In base 2, the proton has about 109 units of variation devoted to mass, and it varies little so they are likely the most significant of our 16 total bits. They are something near the top four bits at Lagrange 1 and define the four unit circles. The electron seems to be about 1/17 of the rest masses of the quarks.

So what do we make of the unit of charge in wave motion? It is one value that can appear in three locations, all rotations about a radial from the center of the unit circle. But the relative angle of that radial is determined by motion of the unit circle. The entire system is four gear systems, comprising 16 bits/ 4 (each, I think),  designed to move the four unit circles, all centered within the bandwidth of the gluon center.

What causes motion?
Deformation of the unit spheres by the action of the fractional bits, the 1/2^16, (I think) within the unit spheres, the inverse of the hyperbolic wave motion outside. These fraction changes of phase variation inside the unit spheres are actually designed to restore curvature. They will have the same degrees of freedom.

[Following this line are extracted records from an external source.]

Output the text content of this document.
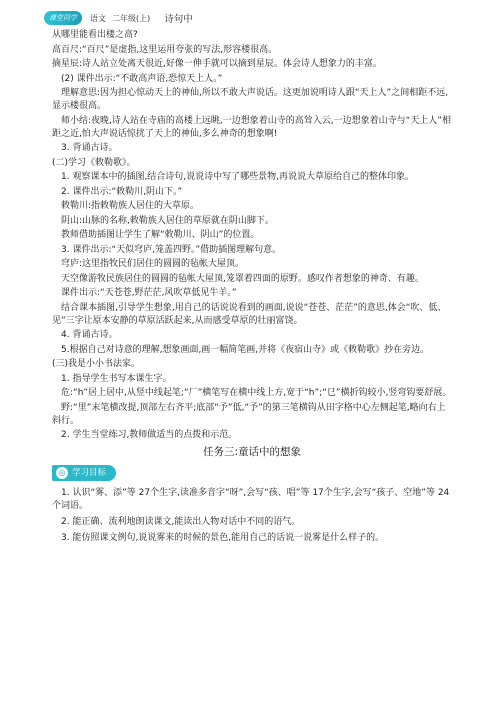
课堂同学	语文 二年级(上) 诗句中

从哪里能看出楼之高?

高百尺:“百尺”是虚指,这里运用夸张的写法,形容楼很高。

摘星辰:诗人站立处离天很近,好像一伸手就可以摘到星辰。体会诗人想象力的丰富。

(2) 课件出示:“不敢高声语,恐惊天上人。”

理解意思:因为担心惊动天上的神仙,所以不敢大声说话。这更加说明诗人跟“天上人”之间相距不远,显示楼很高。

师小结:夜晚,诗人站在寺庙的高楼上远眺,一边想象着山寺的高耸入云,一边想象着山寺与“天上人”相距之近,怕大声说话惊扰了天上的神仙,多么神奇的想象啊!

3. 背诵古诗。

(二)学习《敕勒歌》。

1. 观察课本中的插图,结合诗句,说说诗中写了哪些景物,再说说大草原给自己的整体印象。

2. 课件出示:“敕勒川,阴山下。”

敕勒川:指敕勒族人居住的大草原。

阴山:山脉的名称,敕勒族人居住的草原就在阴山脚下。

教师借助插图让学生了解“敕勒川、阴山”的位置。

3. 课件出示:“天似穹庐,笼盖四野。”借助插图理解句意。

穹庐:这里指牧民们居住的圆圆的毡帐大屋顶。

天空像游牧民族居住的圆圆的毡帐大屋顶,笼罩着四面的原野。感叹作者想象的神奇、有趣。

课件出示:“天苍苍,野茫茫,风吹草低见牛羊。”

结合课本插图,引导学生想象,用自己的话说说看到的画面,说说“苍苍、茫茫”的意思,体会“吹、低、见”三字让原本安静的草原活跃起来,从而感受草原的壮丽富饶。

4. 背诵古诗。

5.根据自己对诗意的理解,想象画面,画一幅简笔画,并将《夜宿山寺》或《敕勒歌》抄在旁边。

(三)我是小小书法家。

1. 指导学生书写本课生字。

危:“h”居上居中,从竖中线起笔;“厂”横笔写在横中线上方,宽于“h”;“㔾”横折钩较小,竖弯钩要舒展。

野:“里”末笔横改提,顶部左右齐平;底部“予”低,“予”的第三笔横钩从田字格中心左侧起笔,略向右上斜行。

2. 学生当堂练习,教师做适当的点拨和示范。

任务三:童话中的想象
◎ 学习目标

1. 认识“雾、添”等 27个生字,读准多音字“呀”,会写“孩、唱”等 17个生字,会写“孩子、空地”等 24个词语。

2. 能正确、流利地朗读课文,能读出人物对话中不同的语气。

3. 能仿照课文例句,说说雾来的时候的景色,能用自己的话说一说雾是什么样子的。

I am not sure about much of this, like are there four yardsticks with one Unit one each, or one yardstick with four unit ones? We only have about 16-19 total, so consider the electron. One for mass at Lagrange 1, one for spin at Lagrange 2 and one for charge at Lagrange 3. Including degrees of freedom, (which are bits, really, it has 6 bits. Higher orders of Lagrange are more minimum redundant, you get more bit action per degree than the lower orders.

Other clues:
Treated as four independent rulers, we have to identical quarks, which therefore must be positioned mostly orthogonal to each other. Second, all three spheres have the same degress of freedom, and must have the same number of equivalents bits (entropy).  And they are all equally subject to bandwidth restrictions, both in limits an separation of bits. So I am at least at 20 bits, but some of that is compaction because of Lagrange optimization.  It is four, including all bases, then we fit into the 156 bit system and still fill the bandwidth.

What about motion?
That seems to be another amount of entropy, no doesn't it? I have not figured that one out.